The Corpora of Early English Correspondence (CEEC) were compiled to access Early Modern English manuscript texts. However, the cost of transcribing and editing manuscripts for a larger historical corpus is prohibitive, and therefore the CEEC, following the example of other historical corpora (e.g. the Helsinki Corpus), was based on printed editions. Such philological outsourcing comes at a cost: although all care was taken to only use editions that  retain original spellings, all editions differ in the application of editorial principles. Thus, the compilers of CEEC have been careful to note that the corpora are not suited for studying spelling, since transcription conventions are not consistent across the corpus texts.

However, variation between editions does not in fact preclude using an edition-based corpus like CEEC for orthographical research – provided that this variation can be identified and avoided or compensated for. The challenge has been that there has been no systematic way to determine the philological reliability of an edited text.

The ERRATAS subproject develops a methodology for the evaluation of the orthographical quality of edition-based corpora. The immediate goal is to evaluate the editions used in CEEC, in order to allow the use of the corpora for research in historical spelling. The aim in the long term is to create a methodology for assessing the philological reliability of editions, and to see if it is possible to rank editions by this reliability. Such an evaluation tool would allow including information on philological reliability as metadata in an edition-based historical corpus. This would increase the scope of research of edition-based corpora, and enable scholars to use such resources to study spelling, among other philological topics.

We are interested in spelling because our current understanding of the development of spelling standardization in English is based primarily on printed texts. While manuscript texts have not been neglected, a long-term survey of private (manuscript) spelling practices has hitherto been unfeasible due to the lack of a suitable corpus, and studies of manuscript spelling have been restricted to superficial overviews of long-term developments, or in-depth surveys of specific texts.

Making it possible to use CEEC to study spelling will not only reveal the history of English private spelling practices. CEEC has the added benefit of being socially stratified, so that the results of corpus queries can be subjected to sociolinguistic analysis. Orthographical studies of the CEEC will thus make it possible to study, for the first time, the social history of English spelling.

Methods

The aim of the ERRATAS project is nothing less than to achieve the impossible:

Can we determine editorial changes made to a historical manuscript text from the edition – without recourse to the source manuscript?

This goal requires a lot of manual work: our primary challenge is the absence of not only any overview of printed editions of historical texts, but also the absence of baseline data in the form of surveys or lists of textual features (not only spelling variation) that we can expect to find in manuscript texts from the time periods covered by CEEC (1400-1800).

The primary questions in establishing the philological quality of printed editions are:

  1. What do editors say they have done to the text?
  2. What have they actually done to the text?

Charting the answers to these questions began with writing a checklist of editorial practices: guidelines containing concrete examples of the kinds of textual features to be looked for in editions.
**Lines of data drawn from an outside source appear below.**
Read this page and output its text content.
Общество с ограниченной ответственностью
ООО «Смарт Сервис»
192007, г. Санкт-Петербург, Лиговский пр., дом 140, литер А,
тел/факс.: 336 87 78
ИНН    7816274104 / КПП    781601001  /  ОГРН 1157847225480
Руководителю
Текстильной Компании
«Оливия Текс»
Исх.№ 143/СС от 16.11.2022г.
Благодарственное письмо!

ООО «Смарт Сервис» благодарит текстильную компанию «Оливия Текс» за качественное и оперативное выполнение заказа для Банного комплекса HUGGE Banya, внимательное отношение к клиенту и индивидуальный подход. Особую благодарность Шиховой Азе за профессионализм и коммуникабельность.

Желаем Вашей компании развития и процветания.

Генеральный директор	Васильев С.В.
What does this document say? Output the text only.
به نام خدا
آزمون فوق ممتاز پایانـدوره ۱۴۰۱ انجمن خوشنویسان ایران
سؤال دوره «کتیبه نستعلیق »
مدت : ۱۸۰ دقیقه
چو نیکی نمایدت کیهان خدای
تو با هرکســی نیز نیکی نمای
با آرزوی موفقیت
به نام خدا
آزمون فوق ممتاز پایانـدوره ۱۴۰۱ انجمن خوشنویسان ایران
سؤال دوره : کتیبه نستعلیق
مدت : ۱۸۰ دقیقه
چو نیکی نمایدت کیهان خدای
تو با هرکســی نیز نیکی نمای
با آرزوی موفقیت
This is accompanied by a database in which to record the results of surveys. To facilitate use, a data entry form was created as an interface to the database.

Very soon we discovered that the range of textual features which editors’ practices affect was wider than anticipated. Or, more accurately, in order to accurately capture editorial practices, it was necessary to check for – and thus include in the checklist and database – features which were not present in all manuscript texts. The process has therefore been iterative: the contents of the checklist and database have been affected by what we have found in the editions.

ERRATAS first tackled editions of seventeenth-century letters. On moving on to look at editions of eighteenth-century texts, it was found necessary to add to and adjust the checklist and database futher, in order to accommodate changes that took place in the English language over time.

Work-in-progress versions of the checklist and database data entry forms have been made available on Zenodo.